Penyakit Lumpy Skin Disease Ancaman Baru untuk Peternakan Sapi di Indonesia

Pertanianku — Belakangan ini industri peternakan sapi sedang berupaya mencegah penyakit Lumpy Skin Disease (LSD) masuk ke Indonesia. Pencegahan tersebut telah dilakukan oleh pemerintah, peternak, dan pemangku kepentingan. Namun, melansir dari ditjenpkh.pertanian.go.id pada (05/03) Direktur Jenderal Peternakan dan Kesehatan Hewan Nasrullah menyampaikan bahwa kasus LSD telah ditemukan di Provinsi Riau.

Penyakit Lumpy Skin Disease
foto: Trubus

Lumpy Skin Disease (LSD) merupakan penyakit pada sapi yang disebabkan oleh virus pox. Penularan virus ini diduga melalui vektor tetapi mekanisme penularannya masih belum diketahui dengan jelas. Penyakit ini dapat menginfeksi sapi dan kerbau serta menimbulkan kerugian ekonomi yang nyata bagi peternak.

Penyakit LSD pertama kali ditemukan di Afrika pada 1929, kemudian menjadi endemis. Selanjutnya, LSD mulai menular ke beberapa negara di Timur Tengah, Eropa, dan Asia. Penyebaran penyakit terjadi disebabkan oleh lalu lintas ternak dari daerah yang tertular. Oleh karena itu, penyakit LSD termasuk notifiable disease dalam Badan Kesehatan Hewan Dunia (WHAO/OIE).
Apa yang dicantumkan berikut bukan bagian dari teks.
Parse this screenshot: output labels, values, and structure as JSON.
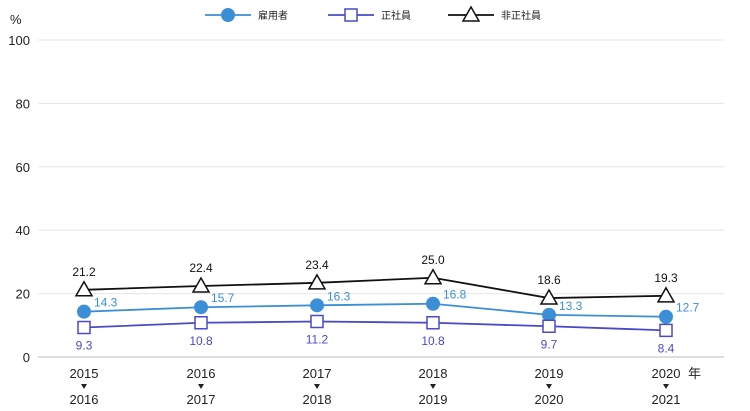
{
  "chart_data": {
    "type": "line",
    "y_unit": "%",
    "x_unit": "年",
    "categories": [
      [
        "2015",
        "2016"
      ],
      [
        "2016",
        "2017"
      ],
      [
        "2017",
        "2018"
      ],
      [
        "2018",
        "2019"
      ],
      [
        "2019",
        "2020"
      ],
      [
        "2020",
        "2021"
      ]
    ],
    "ylim": [
      0,
      100
    ],
    "yticks": [
      0,
      20,
      40,
      60,
      80,
      100
    ],
    "grid": true,
    "legend_position": "top-center",
    "series": [
      {
        "name": "雇用者",
        "marker": "circle",
        "color": "#3b8fd6",
        "values": [
          14.3,
          15.7,
          16.3,
          16.8,
          13.3,
          12.7
        ]
      },
      {
        "name": "正社員",
        "marker": "square",
        "color": "#4a4ac8",
        "values": [
          9.3,
          10.8,
          11.2,
          10.8,
          9.7,
          8.4
        ]
      },
      {
        "name": "非正社員",
        "marker": "triangle",
        "color": "#111111",
        "values": [
          21.2,
          22.4,
          23.4,
          25.0,
          18.6,
          19.3
        ]
      }
    ]
  }
}
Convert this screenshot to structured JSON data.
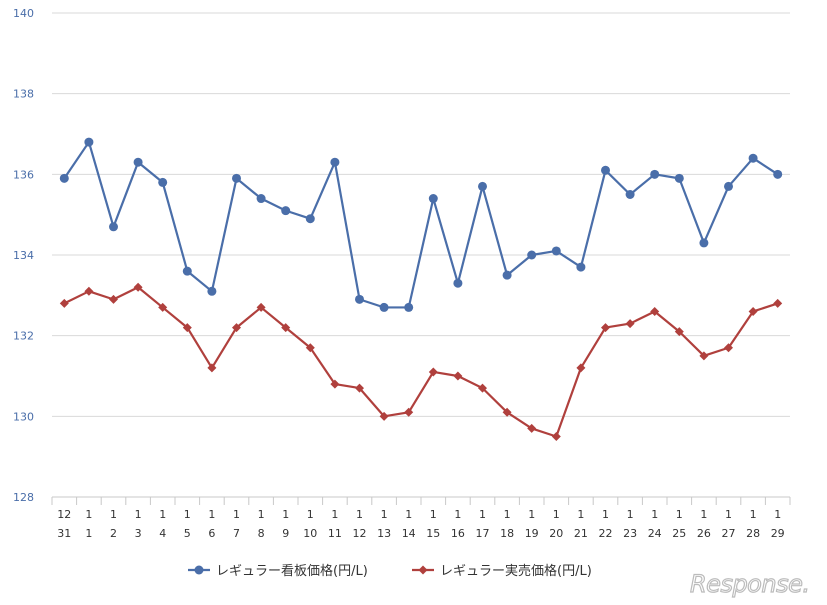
{
  "chart_data": {
    "type": "line",
    "categories": [
      {
        "top": "12",
        "bottom": "31"
      },
      {
        "top": "1",
        "bottom": "1"
      },
      {
        "top": "1",
        "bottom": "2"
      },
      {
        "top": "1",
        "bottom": "3"
      },
      {
        "top": "1",
        "bottom": "4"
      },
      {
        "top": "1",
        "bottom": "5"
      },
      {
        "top": "1",
        "bottom": "6"
      },
      {
        "top": "1",
        "bottom": "7"
      },
      {
        "top": "1",
        "bottom": "8"
      },
      {
        "top": "1",
        "bottom": "9"
      },
      {
        "top": "1",
        "bottom": "10"
      },
      {
        "top": "1",
        "bottom": "11"
      },
      {
        "top": "1",
        "bottom": "12"
      },
      {
        "top": "1",
        "bottom": "13"
      },
      {
        "top": "1",
        "bottom": "14"
      },
      {
        "top": "1",
        "bottom": "15"
      },
      {
        "top": "1",
        "bottom": "16"
      },
      {
        "top": "1",
        "bottom": "17"
      },
      {
        "top": "1",
        "bottom": "18"
      },
      {
        "top": "1",
        "bottom": "19"
      },
      {
        "top": "1",
        "bottom": "20"
      },
      {
        "top": "1",
        "bottom": "21"
      },
      {
        "top": "1",
        "bottom": "22"
      },
      {
        "top": "1",
        "bottom": "23"
      },
      {
        "top": "1",
        "bottom": "24"
      },
      {
        "top": "1",
        "bottom": "25"
      },
      {
        "top": "1",
        "bottom": "26"
      },
      {
        "top": "1",
        "bottom": "27"
      },
      {
        "top": "1",
        "bottom": "28"
      },
      {
        "top": "1",
        "bottom": "29"
      }
    ],
    "series": [
      {
        "name": "レギュラー看板価格(円/L)",
        "color": "#4a6ea9",
        "marker": "circle",
        "values": [
          135.9,
          136.8,
          134.7,
          136.3,
          135.8,
          133.6,
          133.1,
          135.9,
          135.4,
          135.1,
          134.9,
          136.3,
          132.9,
          132.7,
          132.7,
          135.4,
          133.3,
          135.7,
          133.5,
          134.0,
          134.1,
          133.7,
          136.1,
          135.5,
          136.0,
          135.9,
          134.3,
          135.7,
          136.4,
          136.0
        ]
      },
      {
        "name": "レギュラー実売価格(円/L)",
        "color": "#b0403d",
        "marker": "diamond",
        "values": [
          132.8,
          133.1,
          132.9,
          133.2,
          132.7,
          132.2,
          131.2,
          132.2,
          132.7,
          132.2,
          131.7,
          130.8,
          130.7,
          130.0,
          130.1,
          131.1,
          131.0,
          130.7,
          130.1,
          129.7,
          129.5,
          131.2,
          132.2,
          132.3,
          132.6,
          132.1,
          131.5,
          131.7,
          132.6,
          132.8
        ]
      }
    ],
    "ylim": [
      128,
      140
    ],
    "yticks": [
      "128",
      "130",
      "132",
      "134",
      "136",
      "138",
      "140"
    ],
    "grid": true,
    "legend_position": "bottom"
  },
  "watermark": "Response."
}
Ternak yang sudah terinfeksi LSD akan menunjukkan gejala berupa nodul-nodul pada tubuh, demam, nafsu makan menurun sehingga menyebabkan ternak kehilangan bobot badan dan terjadi penularan yang cukup cepat di antara kelompok sapi. Tingkat penularan yang tinggi membuat penyakit ini menjadi momok para peternak.

Melansir dari WARTAZOA, virus LSD merupakan pathogen dengan virulensi yang tinggi dan bisa menyebar sangat cepat di antara kelompok sapi. Oleh karena itu, pencegahan penyebaran virus ini perlu dilakukan untuk menekan kerugian ekonomi. Virus cukup sensitif dengan kondisi suhu 55°C yang berlangsung selama 2 jam atau 65°C selama 30 menit. Namun, virus bisa bertahan selama 10 tahun pada nodul bila disimpan dalam suhu -80°C, sedangkan dalam biakan jaringan dapat bertahan selama 6 bulan bila disimpan pada suhu 4°C.

Baca Juga:  Pakan Pemacu Bobot Sapi Potong

Virus LSD akan inaktif terhadap alkohol. Berdasarkan sifat virus tersebut, pemakaian disinfektan yang tepat menjadi salah satu tindakan pencegahan untuk mendekontaminasi pekerja ataupun lingkungan. Pencegahan penyakit LSD bisa dilakukan dengan melakukan vaksinasi, pembatasan lalu lintas ternak, pelaksanaan karantina yang ketat, mengontrol vektor penyebar, dan bila memungkinan melakukan stamping out.